New York, Etats-Unis - Amnistie Internationale (AI) a invité mercredi la Mission des Nations unies en Côte d'Ivoire (ONUCI) à s’assurer de la protection des dizaines de milliers de civils déplacés par le conflit post-électoral qui souhaitent rentrer chez eux. 'Des milliers de personnes sont en train de se cacher dans la forêt dans des conditions dangereuses pour leurs vies et sans nourriture et assainissement adéquats. Ils ont besoin d’être rassurés et qu’on leur permette de rentrer chez eux», souligne AI dans un communiqué. 'De nombreux villages situés entre les villes de Guiglo et de Blolequin, 600 km à l’ouest d’Abidjan, ont été brûlés ou pillés et presque toute la population locale a fui les combats qui se sont déroulés dans la zone à la fin du mois de mars», ajoute AI.
'Nous avons vu des villages fantômes avec presque aucun civil; presque 30.000 civils ont fui Blolequin après les combats et les massacres”, poursuit le communiqué.
Selon AI, le contingent de l’ONUCI basé à Guiglo patrouille deux fois par jour dans la localité, estimant que c’est très insuffisant pour protéger les civils en danger.
'Amnistie Internationale invite l’ONUCI à augmenter considérablement sa présence dans la zone, notamment à Blolequin, pour protéger les civils et créer les conditions d’un retour des déplacés en toute sécurité dans leurs communautés», indique le communiqué.
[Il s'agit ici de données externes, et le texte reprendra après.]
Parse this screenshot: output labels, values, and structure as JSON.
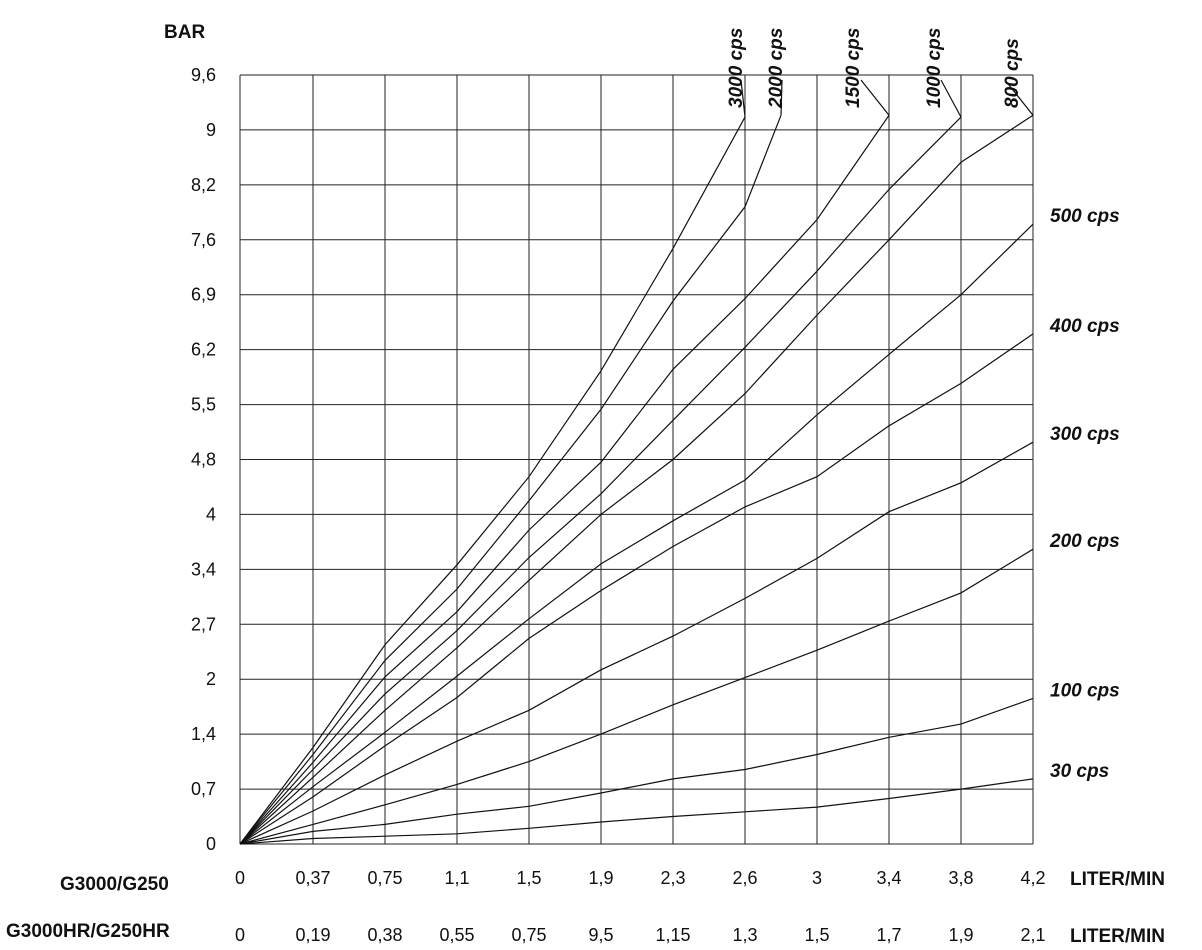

«Les autorités ivoiriennes ont également le devoir de s’assurer que les déplacés civils retournent volontairement dans leurs maisons et récupèrent leurs terres s’ils le souhaitent. Cela relève de leur responsabilité dans le cadre de la loi internationale», ajoute AI.
'Il y a un besoin pressant pour l’aide humanitaire internationale pour les dizaines de milliers de personnes qui errent dans la forêt dans la région de Blolequin sans nourriture et sans abri. Si rien n'est fait d’urgence, les plus vulnérables risquent de mourir de faim, de maladie ou d’excès de fatigue”, affirme AI.